Я в оппозиции. Решение уйти из комиссариата. Спешный секретный арест. 48 часов без пищи и воды. Следственный комитет. Доносы. Секретность вредна. Народ должен знать правду о деятельности наркомов. Нарком должен быть избавлен от сведения с ним счетов путем доносов и наветов. Поведение Крыленко: он пачкает мое имя до суда на митингах и в газетах.
Во время революции нет установленных норм. Все мы что-то нарушали. Показания свидетелей, что я не пил. Говорят, я спаивал отряд. А я как нарком отказывал в спирте судовым командирам. Честно сделал, что мог и как умел. Мы, матросы, шли умирать в защиту революции, когда в Смольном царили паника и растерянность".
Речь обвиняемого произвела должное впечатление на народный суд, состоявший из нескольких рабочих, солдат и матросов. 17 мая суд Дыбенко оправдал, сочтя, что перед ним поставили такие сложные задачи, как "прорыв к Ревелю и Нарве, к решению которых он, не будучи военным специалистом, совершенно не был подготовлен…". Но когда Александра вернулась в Москву, Павла уже след простыл.
Погуляв вместе с дружками-матросами и знаменитой цыганской певицей Марией Николаевной целую ночь в подмосковном ресторане "Стрельна", он вместе с ними, но уже без цыганки уехал в Орел, к брату, работавшему в местном Совете. Там пьянка продолжилась.
Ленин отчитал Коллонтай с нескрываемой иронией: "Ну-с, голубушка, что это там вытворяет ваш рыцарь? Если уж это вам так необходимо, так влияйте хотя бы как следует. Похоже, не вы влияете на него, а он на вас".
Александра решила вместе с агитационной бригадой ЦК отправиться на пароходе "Самолет" по Верхней и Средней Волге. Дыбенко поручил неотлучно находиться при ней своему другу, матросу Львову. После выступлений восторженная толпа забрасывала Коллонтай букетами сирени.
Между Ярославлем и Нижним на пароход поднялась выехавшая подработать и подкормиться из голодной Москвы труппа Художественного театра во главе с Василием Качаловым. Теперь было с кем поговорить об искусстве. Качалов рассказал о впечатлении Станиславского, который слышал речь Коллонтай в Москве. Мэтр был поражен, как точно она управляла своим голосом, умея зажечь аудиторию, не переходя на крик. Станиславский считал, что актерам есть чему поучиться у такого первоклассного оратора, как Коллонтай.
Вернувшись в Москву, Александра получила письмо от Павла вместе с вырезкой из орловской газеты, где был опубликован коллективный протест против расстрела Щастного.
К величайшему удивлению, она нашла среди подписавших протест и свое имя.
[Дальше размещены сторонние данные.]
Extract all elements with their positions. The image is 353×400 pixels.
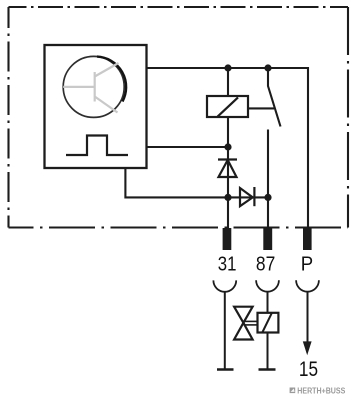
HERTH+BUSS logo <box>290 386 346 395</box>
junction node D2 right <box>264 194 271 201</box>
double link bowtie to lamp box <box>244 320 258 322</box>
wire: rail to relay coil <box>227 68 229 96</box>
wire: box bottom to node at y197.4 <box>125 168 228 197</box>
wire: coil bottom to terminal 31 line <box>227 117 229 228</box>
transistor Q1 base bar (gray) <box>94 72 96 102</box>
control unit box U1 <box>45 45 147 168</box>
relay housing dash-dot border top <box>9 6 349 8</box>
svg-text:87: 87 <box>256 252 275 274</box>
socket arc 87 <box>256 280 279 291</box>
indicator lamp E1 bowtie upper triangle <box>234 307 253 323</box>
terminal pin 31 <box>223 228 232 250</box>
wire: box to node at y147 <box>147 146 229 148</box>
transistor Q1 collector lead (gray) <box>95 63 119 77</box>
socket arc 31 <box>213 280 236 291</box>
lamp box E2 with diagonal <box>258 313 279 333</box>
junction node at rail/switch <box>264 64 271 71</box>
relay switch fixed contact to terminal 87 <box>267 130 269 229</box>
relay switch S1 arm <box>268 68 281 127</box>
wire: D2 link between nodes <box>228 196 268 198</box>
diode D2 cathode bar <box>253 187 255 206</box>
terminal pin P <box>303 228 312 250</box>
terminal pin 87 <box>263 228 272 250</box>
junction node coil bottom <box>224 143 231 150</box>
indicator lamp E1 bowtie lower triangle <box>234 323 253 340</box>
diode D1 triangle <box>219 160 237 177</box>
svg-text:HERTH+BUSS: HERTH+BUSS <box>297 386 346 395</box>
transistor Q1 emitter lead (gray) <box>95 97 118 113</box>
junction node D2 left <box>224 194 231 201</box>
relay housing dash-dot border left <box>7 7 9 228</box>
wire lamp to ground <box>267 333 269 370</box>
relay coil K1 <box>207 96 248 117</box>
wire 31 to ground <box>224 292 226 369</box>
svg-text:15: 15 <box>299 358 318 381</box>
junction node at rail/coil <box>224 64 231 71</box>
ground bar 87 <box>259 368 276 371</box>
wire: coil to switch link <box>248 107 274 109</box>
diode D1 (zener, vertical) cathode bar <box>218 158 237 160</box>
relay housing dash-dot border bottom <box>9 226 349 228</box>
svg-text:31: 31 <box>218 252 237 275</box>
pulse waveform symbol <box>66 136 128 156</box>
relay housing dash-dot border right <box>347 7 349 228</box>
transistor Q1 base lead (gray) <box>63 86 94 88</box>
wire P arrow shaft <box>307 292 309 342</box>
wire 87 to lamp <box>267 292 269 313</box>
svg-text:P: P <box>301 254 313 276</box>
arrowhead to 15 <box>303 341 312 355</box>
wire: supply rail from box to P line with corner <box>147 68 309 228</box>
transistor circle outline <box>63 56 124 117</box>
diode D2 (horizontal) triangle <box>240 188 253 206</box>
ground bar 31 <box>217 368 234 371</box>
socket arc P <box>296 280 319 291</box>
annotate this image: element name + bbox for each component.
Дыбенко в письме объяснял, что знает ее как принципиального противника смертной казни и как человека, который "с удовольствием ударит по Троцкому". Вот и поставил ее подпись.
Шура была возмущена до предела, что и отразилось в дневнике: "Как Павел посмел считать меня карманной женой?! Забыть, что у меня есть свое громкое имя, что я — Коллонтай?!!" Даже не отчитавшись в ЦК о своей агитационной поездке и не дождавшись возвращения Дыбенко, она уехала в Петроград.
Капитан 1-го ранга Алексей Михайлович Щастный командовал Балтийским флотом во время Ледового похода из Гельсингфорса в Кронштадт. Он сам покинул Гельсингфорс одним из последних на штабном корабле "Кречет" 11 апреля, когда на подступах к городу уже шли бои с наступающими белофинскими и немецкими войсками, взявшими Гельсингфорс 14 апреля. А уже 27 мая Алексей Михайлович был арестован по личному распоряжению Троцкого "за преступления по должности и контрреволюционные действия". 20–21 июня Щастный был судим Революционным трибуналом при ВЦИКе Советов рабочих, крестьянских и казачьих депутатов, но свою вину не признал. В выступлении на суде Троцкий заявил, что "Щастный настойчиво и неуклонно углублял пропасть между флотом и Советской властью. Сея панику, он неизменно выдвигал свою кандидатуру на роль спасителя. Авангард заговора — офицерство минной дивизии — открыто выдвинуло лозунг "диктатура флота"".
21 июня Щастный был приговорен к расстрелу. Это был первый смертный приговор после восстановления декрета о смертной казни, принятого 13 июня 1918 года. Члены президиума ВЦИКа левые эсеры ходатайствовали об отмене приговора, но большинством членов президиума он был утвержден. В одной из предсмертных записок Щастный писал: "В революции люди должны умирать мужественно. Перед смертью я благословляю своих детей Льва и Галину, и, когда они вырастут, прошу сказать им, что иду умирать мужественно, как подобает христианину".